I got the kids fed some lunch and around 1:00 PM we
headed out. I wanted to test out the new device I bought to use
with my GPS, a
m100 to store tracks and waypoints on during trips. So I
brought it along with the cables.
We parked at the dead end and gathered our stuff up.
The boys had brought their film cameras and I my digital.
We had also brought a tripod and long lens but the
sign at the trail head said it was a 1-mile hike so we decided to leave
it behind. The hike was nice but none of us would have liked
having that big stuff to carry. We lamented forgetting our
trekking poles and resolved to store them in the Jeep from now on.
The walk was about 1/2-mile each way. The trail
was covered with fallen leaves that hid the loose rocks underneath.
So we had some tricky footing down to the furnace.
Soon we reached the furnace.
We didn't expect it to be so large. The
photographs I have seen left me thinking it was nothing more than a
large fireplace. On the contrary it is huge.
Here is the inscription on the sign nearby:
"Henry Clay Iron Furnace
Henry Clay Iron Furnace, located on
Quarry Run, was built between 1834 and 1836 by Leonard Lamb
for Tassey and Bissell. It was a coldblast furnace and
produced 4 tons of pig iron each 24 hours. It was one of
several furnaces that were operated in this area during the
nineteenth century and was used until about 1847.
About 200 people were employed at the
furnace. It was the center of the community of over a
hundred dwellings with a store, church and schoolhouse.

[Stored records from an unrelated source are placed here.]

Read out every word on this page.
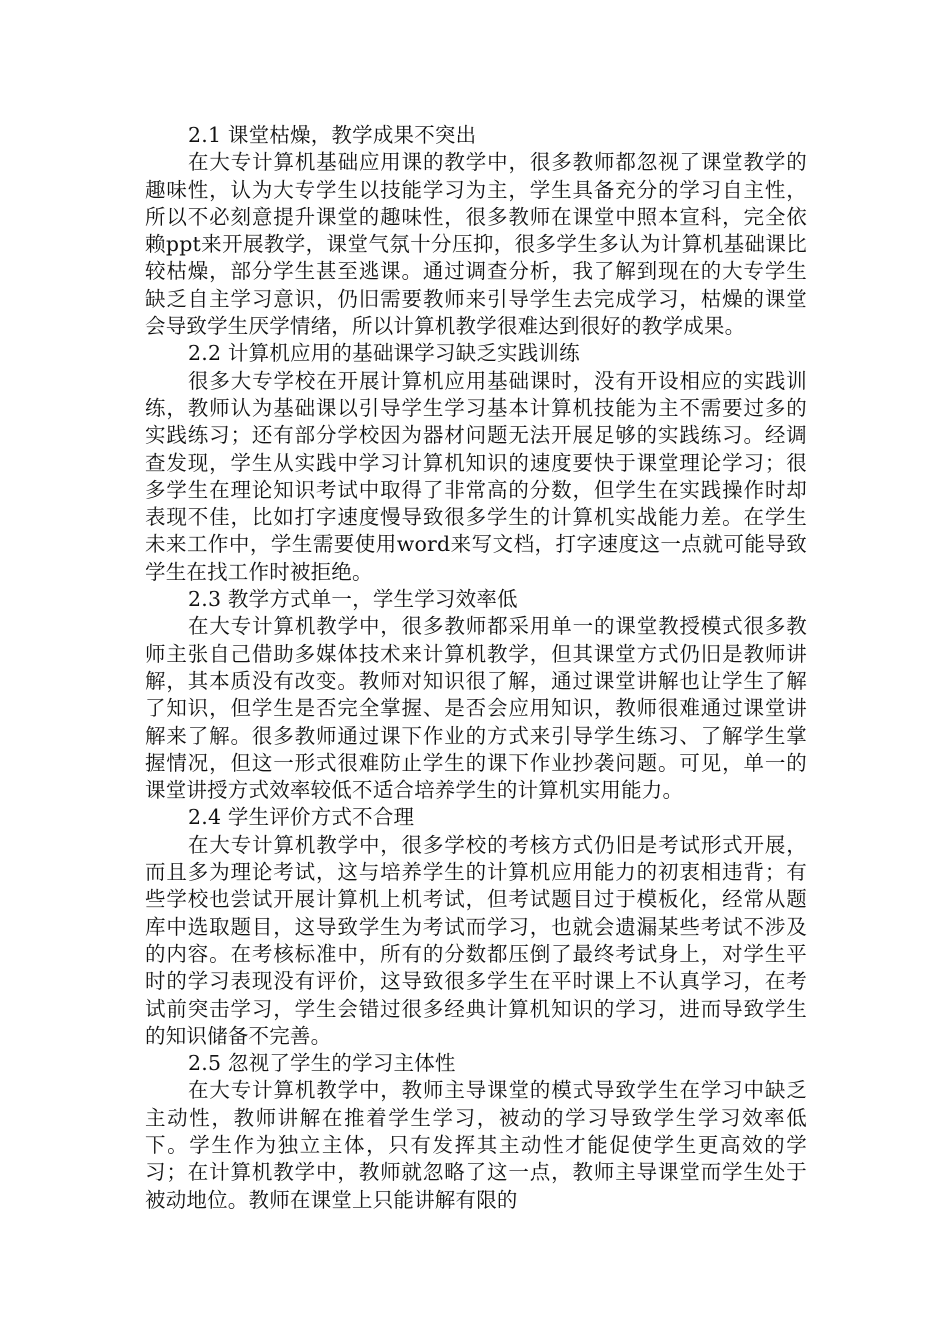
2.1 课堂枯燥，教学成果不突出

在大专计算机基础应用课的教学中，很多教师都忽视了课堂教学的趣味性，认为大专学生以技能学习为主，学生具备充分的学习自主性，所以不必刻意提升课堂的趣味性，很多教师在课堂中照本宣科，完全依赖ppt来开展教学，课堂气氛十分压抑，很多学生多认为计算机基础课比较枯燥，部分学生甚至逃课。通过调查分析，我了解到现在的大专学生缺乏自主学习意识，仍旧需要教师来引导学生去完成学习，枯燥的课堂会导致学生厌学情绪，所以计算机教学很难达到很好的教学成果。

2.2 计算机应用的基础课学习缺乏实践训练

很多大专学校在开展计算机应用基础课时，没有开设相应的实践训练，教师认为基础课以引导学生学习基本计算机技能为主不需要过多的实践练习；还有部分学校因为器材问题无法开展足够的实践练习。经调查发现，学生从实践中学习计算机知识的速度要快于课堂理论学习；很多学生在理论知识考试中取得了非常高的分数，但学生在实践操作时却表现不佳，比如打字速度慢导致很多学生的计算机实战能力差。在学生未来工作中，学生需要使用word来写文档，打字速度这一点就可能导致学生在找工作时被拒绝。

2.3 教学方式单一，学生学习效率低

在大专计算机教学中，很多教师都采用单一的课堂教授模式很多教师主张自己借助多媒体技术来计算机教学，但其课堂方式仍旧是教师讲解，其本质没有改变。教师对知识很了解，通过课堂讲解也让学生了解了知识，但学生是否完全掌握、是否会应用知识，教师很难通过课堂讲解来了解。很多教师通过课下作业的方式来引导学生练习、了解学生掌握情况，但这一形式很难防止学生的课下作业抄袭问题。可见，单一的课堂讲授方式效率较低不适合培养学生的计算机实用能力。

2.4 学生评价方式不合理

在大专计算机教学中，很多学校的考核方式仍旧是考试形式开展，而且多为理论考试，这与培养学生的计算机应用能力的初衷相违背；有些学校也尝试开展计算机上机考试，但考试题目过于模板化，经常从题库中选取题目，这导致学生为考试而学习，也就会遗漏某些考试不涉及的内容。在考核标准中，所有的分数都压倒了最终考试身上，对学生平时的学习表现没有评价，这导致很多学生在平时课上不认真学习，在考试前突击学习，学生会错过很多经典计算机知识的学习，进而导致学生的知识储备不完善。

2.5 忽视了学生的学习主体性

在大专计算机教学中，教师主导课堂的模式导致学生在学习中缺乏主动性，教师讲解在推着学生学习，被动的学习导致学生学习效率低下。学生作为独立主体，只有发挥其主动性才能促使学生更高效的学习；在计算机教学中，教师就忽略了这一点，教师主导课堂而学生处于被动地位。教师在课堂上只能讲解有限的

Ownership of the furnace was conveyed
in 1839 to the Ellicotts who built a system of wooden railed
tramways that ran through the mountains connecting the
furnaces and ore pits. Until 1845 all of the iron produced
was floated down the Cheat River.
The pattern of industrial development
is constantly changing. The iron industry cycle on Cheat
Mountain is now complete."
Only the blast furnace itself remains though appears
to be deteriorating enough that it will eventually cave in.
As our trip included the objective of locating the
nearby geocache, we headed out to locate it. Soon enough we had
climbed to it, located it and made our entry in the log.

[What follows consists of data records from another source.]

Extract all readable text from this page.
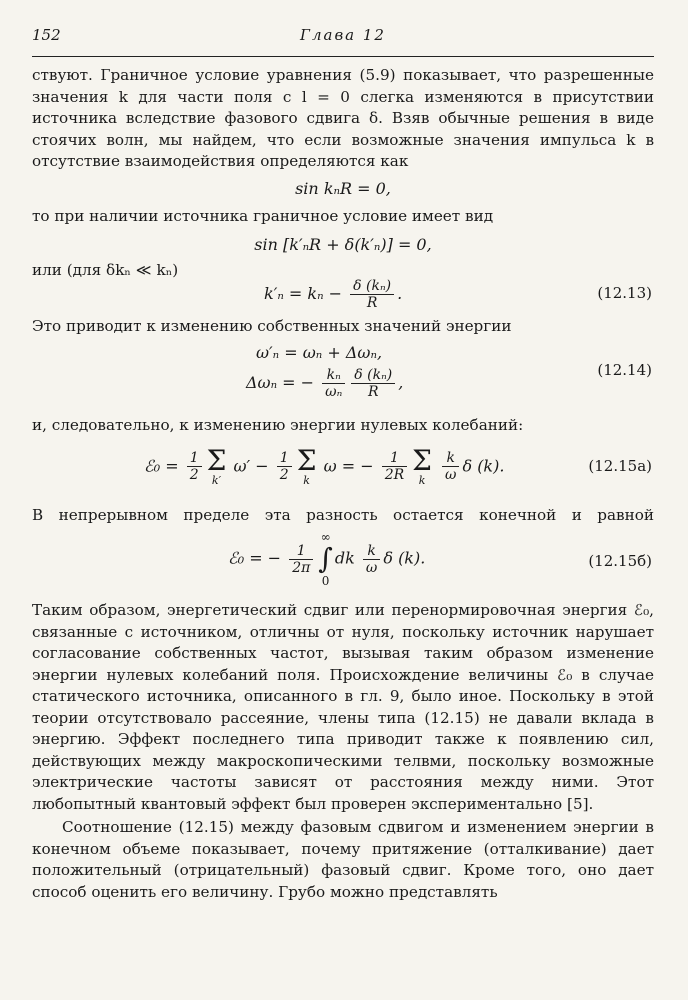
152	Глава 12

ствуют. Граничное условие уравнения (5.9) показывает, что разрешенные значения k для части поля с l = 0 слегка изменяются в присутствии источника вследствие фазового сдвига δ. Взяв обычные решения в виде стоячих волн, мы найдем, что если возможные значения импульса k в отсутствие взаимодействия определяются как

sin kₙR = 0,

то при наличии источника граничное условие имеет вид

sin [k′ₙR + δ(k′ₙ)] = 0,

или (для δkₙ ≪ kₙ)

$k'_n = k_n - \frac{\text{δ (kₙ)}}{R}$ .	(12.13)

Это приводит к изменению собственных значений энергии

ω′ₙ = ωₙ + Δωₙ,
Δωₙ = − $\frac{\text{kₙ}}{\text{ωₙ}} \frac{\text{δ (kₙ)}}{R}$ ,
(12.14)

и, следовательно, к изменению энергии нулевых колебаний:

ℰ₀ = $\frac{1}{2}$ Σ
k′
$\omega' - \frac{1}{2}$ Σ
k
ω = − $\frac{1}{2R}$ Σ
k
	$\frac{k}{\omega}$ δ (k).	(12.15a)

В непрерывном пределе эта разность остается конечной и равной

ℰ₀ = − $\frac{1}{2\pi}$
∞
∫
0
dk $\frac{k}{\omega}$ δ (k).	(12.15б)

Таким образом, энергетический сдвиг или перенормировочная энергия ℰ₀, связанные с источником, отличны от нуля, поскольку источник нарушает согласование собственных частот, вызывая таким образом изменение энергии нулевых колебаний поля. Происхождение величины ℰ₀ в случае статического источника, описанного в гл. 9, было иное. Поскольку в этой теории отсутствовало рассеяние, члены типа (12.15) не давали вклада в энергию. Эффект последнего типа приводит также к появлению сил, действующих между макроскопическими телвми, поскольку возможные электрические частоты зависят от расстояния между ними. Этот любопытный квантовый эффект был проверен экспериментально [5].

Соотношение (12.15) между фазовым сдвигом и изменением энергии в конечном объеме показывает, почему притяжение (отталкивание) дает положительный (отрицательный) фазовый сдвиг. Кроме того, оно дает способ оценить его величину. Грубо можно представлять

We forgot our geocaching stuff so we didn't take
anything, though I did inaugurate the geocoin that ScoutingWV gave me.
We went back down to the furnace, took a few more
pictures of the outside and then, egged on by Tom, checked out the
When we came out there were some people around.
We said Hello, and then headed back to the Jeep.
I completed my experiment with the Palm m100 by
uploading the track from the GPS V to the Palm. Works great!